Empecé a inhalar y exhalar cada vez más rápido mientras mis uñas arañaban las paredes, que inexplicablemente parecían extenderse y alargarse entre más yo levantaba mi cansada, nublada e irritada vista. Una vez se me agotó la energía, me acurruqué en el piso y regulé mi respiración. Al calmarme, noté el limbo en el que me encontraba. Giré mi cuello a derecha e izquierda y no reconocía el pasillo pasado en ninguna de las dos direcciones. Levanté mi vista buscando una fuente de luz, encontrando únicamente un techo color pastel, un color que no soy capaz de describir con palabras, pues no soy capaz de recordar su nombre...

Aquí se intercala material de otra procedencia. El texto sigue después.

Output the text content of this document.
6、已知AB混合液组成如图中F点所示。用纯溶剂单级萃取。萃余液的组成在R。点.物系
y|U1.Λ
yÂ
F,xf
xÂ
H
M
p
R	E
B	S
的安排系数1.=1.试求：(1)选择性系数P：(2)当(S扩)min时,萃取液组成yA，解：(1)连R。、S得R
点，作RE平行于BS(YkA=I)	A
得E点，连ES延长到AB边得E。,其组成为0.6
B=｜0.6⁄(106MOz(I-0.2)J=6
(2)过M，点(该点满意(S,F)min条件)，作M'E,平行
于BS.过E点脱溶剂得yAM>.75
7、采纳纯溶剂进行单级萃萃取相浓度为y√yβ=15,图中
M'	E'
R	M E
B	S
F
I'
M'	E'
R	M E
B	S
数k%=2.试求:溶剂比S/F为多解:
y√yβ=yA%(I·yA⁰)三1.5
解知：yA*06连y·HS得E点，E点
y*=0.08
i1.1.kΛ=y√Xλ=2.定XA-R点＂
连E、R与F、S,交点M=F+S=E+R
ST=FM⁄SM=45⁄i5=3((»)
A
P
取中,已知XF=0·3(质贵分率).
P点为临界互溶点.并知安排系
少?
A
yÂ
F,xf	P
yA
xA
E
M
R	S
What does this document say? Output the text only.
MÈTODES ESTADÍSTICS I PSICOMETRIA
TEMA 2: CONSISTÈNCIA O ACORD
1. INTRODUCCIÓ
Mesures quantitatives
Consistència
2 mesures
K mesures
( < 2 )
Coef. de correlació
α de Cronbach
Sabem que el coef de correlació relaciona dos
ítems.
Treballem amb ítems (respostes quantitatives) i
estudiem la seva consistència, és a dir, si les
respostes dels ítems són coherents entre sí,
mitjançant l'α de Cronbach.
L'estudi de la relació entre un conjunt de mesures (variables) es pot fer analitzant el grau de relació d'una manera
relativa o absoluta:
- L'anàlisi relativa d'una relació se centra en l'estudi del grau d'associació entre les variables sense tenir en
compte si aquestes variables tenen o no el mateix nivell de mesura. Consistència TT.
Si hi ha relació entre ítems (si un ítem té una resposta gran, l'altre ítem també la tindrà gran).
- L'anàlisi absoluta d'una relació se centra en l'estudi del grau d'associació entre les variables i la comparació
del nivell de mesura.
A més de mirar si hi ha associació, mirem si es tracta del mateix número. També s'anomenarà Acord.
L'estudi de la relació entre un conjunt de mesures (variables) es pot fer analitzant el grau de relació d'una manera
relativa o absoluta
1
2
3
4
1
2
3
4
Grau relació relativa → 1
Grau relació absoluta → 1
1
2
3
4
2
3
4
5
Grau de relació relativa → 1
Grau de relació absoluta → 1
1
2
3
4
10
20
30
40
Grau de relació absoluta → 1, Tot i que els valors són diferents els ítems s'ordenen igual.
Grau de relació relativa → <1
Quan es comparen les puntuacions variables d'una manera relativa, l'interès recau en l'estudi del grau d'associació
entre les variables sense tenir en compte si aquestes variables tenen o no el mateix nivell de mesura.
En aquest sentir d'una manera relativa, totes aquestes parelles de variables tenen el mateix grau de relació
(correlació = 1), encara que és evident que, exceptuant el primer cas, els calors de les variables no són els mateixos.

Desconozco la hora del día que era en aquel momento y la hora en que este pasaje está siendo escrito. El techo no contiene luces, y no hay ninguna ventana... o al menos, ninguna de verdad por la que luz pueda ser emitida hacia adentro. Comencé a caminar en círculos y fingí mirar en otra dirección para tratar de buscar a mi sombra escondiéndose con el rabillo del ojo, y solo fui capaz de atraparla en el acto una vez... Estaba cayendo en la locura, y no lo iba a permitir. Pellizqué mi brazo izquierdo con fuerza y me di una palmada fuerte en el cachete. Luego de esto, tras exhalar una vez más, un largo temblor recorrió mi cuerpo y mi vista se hizo más clara, mi mente se hizo más clara, o al menos mis pensamientos... Había liberado suficiente estrés.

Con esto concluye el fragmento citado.